Stekene verwelkomde Milow dan ook zeer hartelijk en het plezier leek oprecht wederzijds. Eindelijk eens een artiest waar de vele families zonder angst hun kinderen mee naartoe konden brengen. Jong en oud ging dan ook mee in het enthousiasme dat Little In The Middle en co opriepen.

Een professional als Milow weet zijn shows ook perfect uit te tekenen en naast mee te zingen en/of te huppelen uptempo hits, bouwde hij ook af en toe een mooi rustpunt in als Echoes In The Dark (samen met Courtney Marie Andrews). Ongevaarlijk, maar wel tijdloze klasse.

Hooverphonic speelde dan wel zo goed als een thuismatch (Alex Callier woont maar tien km verderop), maar het was wel de eerste keer dat zijn band hier optrad. Ongelooflijk eigenlijk voor wie Belpop heeft gezien en weet hoe lang de band al meedraait. Callier en Smeets konden zelf amper geloven hoe ze zo oud geworden waren zonder hier te passeren.

Na Boomerang en Expedition Impossible doken we het diepe verleden in van de band die toen nog Hoover heette met 2Wicky. Daarna volgde een ononderbroken rij van hits en hitjes. Enkel Devil Kind Of Girl haalde nooit de tip- of hitparade.

Vuil wordt het natuurlijk nooit bij Hooverphonic. Hier moest je zijn voor stijl - Noèmi zag er weer prachtig uit met haar modieuze broekpak en jongenskopje - en melodieën met een grote M. Voor het vuil zouden The Hives wel zorgen.

We denken bij het woord Zweden nooit meer eerst aan Ikea en zijn vleesballetjes na het zien van The Hives, volgens de presentatrice van dienst.

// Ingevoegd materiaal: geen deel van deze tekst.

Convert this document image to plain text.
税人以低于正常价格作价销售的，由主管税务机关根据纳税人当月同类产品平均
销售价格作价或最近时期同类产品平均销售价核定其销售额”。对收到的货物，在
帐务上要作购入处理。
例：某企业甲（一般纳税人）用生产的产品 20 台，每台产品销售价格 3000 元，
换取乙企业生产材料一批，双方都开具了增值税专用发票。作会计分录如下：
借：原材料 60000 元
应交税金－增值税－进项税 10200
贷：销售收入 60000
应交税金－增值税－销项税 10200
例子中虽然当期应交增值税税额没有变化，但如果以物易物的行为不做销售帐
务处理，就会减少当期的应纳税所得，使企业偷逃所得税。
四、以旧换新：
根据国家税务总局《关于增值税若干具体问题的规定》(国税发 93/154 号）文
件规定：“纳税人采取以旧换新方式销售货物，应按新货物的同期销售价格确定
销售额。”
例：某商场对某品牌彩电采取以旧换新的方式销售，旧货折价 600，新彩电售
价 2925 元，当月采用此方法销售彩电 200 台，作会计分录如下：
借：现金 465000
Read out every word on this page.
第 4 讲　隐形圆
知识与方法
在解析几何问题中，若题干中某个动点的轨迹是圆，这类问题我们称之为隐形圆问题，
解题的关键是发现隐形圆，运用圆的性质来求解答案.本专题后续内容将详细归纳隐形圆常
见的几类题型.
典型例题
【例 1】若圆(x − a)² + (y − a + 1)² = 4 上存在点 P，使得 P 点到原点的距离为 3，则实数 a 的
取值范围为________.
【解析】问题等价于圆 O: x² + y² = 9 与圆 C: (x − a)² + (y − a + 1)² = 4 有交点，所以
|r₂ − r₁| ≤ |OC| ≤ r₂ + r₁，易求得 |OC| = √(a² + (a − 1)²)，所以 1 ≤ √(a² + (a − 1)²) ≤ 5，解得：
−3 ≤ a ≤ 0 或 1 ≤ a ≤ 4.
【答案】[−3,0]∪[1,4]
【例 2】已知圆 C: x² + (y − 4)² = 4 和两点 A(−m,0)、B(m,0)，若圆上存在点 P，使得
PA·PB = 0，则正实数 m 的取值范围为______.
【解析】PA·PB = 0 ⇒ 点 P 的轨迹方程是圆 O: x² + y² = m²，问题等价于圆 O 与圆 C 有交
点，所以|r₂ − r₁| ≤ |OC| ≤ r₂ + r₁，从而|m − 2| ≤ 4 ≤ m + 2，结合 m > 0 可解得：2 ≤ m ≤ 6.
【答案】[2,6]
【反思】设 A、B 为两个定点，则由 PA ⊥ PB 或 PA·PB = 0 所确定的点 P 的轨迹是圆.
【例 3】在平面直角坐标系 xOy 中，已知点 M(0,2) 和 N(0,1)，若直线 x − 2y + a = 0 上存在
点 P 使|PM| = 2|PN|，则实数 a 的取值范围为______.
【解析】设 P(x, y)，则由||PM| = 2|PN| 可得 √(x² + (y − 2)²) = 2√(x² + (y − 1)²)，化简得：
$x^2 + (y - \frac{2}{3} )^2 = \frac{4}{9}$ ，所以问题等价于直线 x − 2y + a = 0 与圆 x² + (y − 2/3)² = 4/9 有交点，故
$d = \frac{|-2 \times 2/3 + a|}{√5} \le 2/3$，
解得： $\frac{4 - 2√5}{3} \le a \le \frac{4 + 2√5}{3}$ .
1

En ja, de kans is groot dat we deze in-het-rond-spuwende-rockers-in-pak blijvend zullen herinneren.

Howlin' Pelle Almqvist bracht even veel tijd door in de frontstage dan op het podium, handjes schuddend en lichaamssappen uitwisselend met de fans OP de eerste rijen? die probeerden de energie op te slorpen die de gekke punkrockers uitstraalde.

Het moest snel gaan, hard zijn, een feestje worden of Almqvist, die zichzelf (al dan niet gespeeld) geweldig vond, zou niet tevreden zijn. De ‘Lex Hives’ moest nageleefd worden: dit moest en zou knallen! Dat lukte voor wie meeging in de gespeelde grootheidswaanzin en de gekte. De rest begon zich aan de overkant te verdringen.

Daar waren de eerste rijen vooral gevuld met meisjes. Niet dat er bij The Hives geen meisjes op de eerste rijen stonden, maar dat waren er met een duiveltje in hun ogen en een Avril-Lavigne-monkel om de mond. Bij Oscar And The Wolf waren de blikken glazig en vaak zelfs gesloten in stiekem verlangen om de lippen van Max Colombie en de zijnen.

Hier heerste ook een totaal andere sfeer, al wentelde Colombie het podium op als een derwisj bij Joaquim. De muziek van Oscar And The Wolf is van die aard dat je je moet laten meeglijden. Dat lukt niet iedereen, net als niet iedereen van Channel Zero genoot. Goed dat er verschillen zijn, meneer.

De metroseksuele mannen van Oscar And The Wolf stellen zich kwetsbaar op, maar ondanks de plastieken palmbomen en elektronica klonken ze oprechter dan The Hives. Het lukte deze keer ook om de finesses van de plaat live te brengen. Het was ons ook eerder al opgevallen dat het geluid hier op Crammerock heel erg zuiver was.

Het was dan ook genieten en wiegen geblazen, terwijl ons jonge buurmeisje links Mata-Hari-gewijs haar handen liet dansen en het meisje rechts met een bordje vroeg of ze het prinsesje van de avond mocht zijn. Colombie las het bordje en lachte. Knietjes werden week en wie weet wat nog meer.

Af en toe mocht er ook gedanst worden al waren de covers van Be Faithful (Fatman Scoop) en Freed From Desire (Gala) ingehouden en het eigen Strange Entity ook niet onverdeeld uitbundig. Princess stuude ons heupwiegend de nacht in, terug naar onze eigen prinses.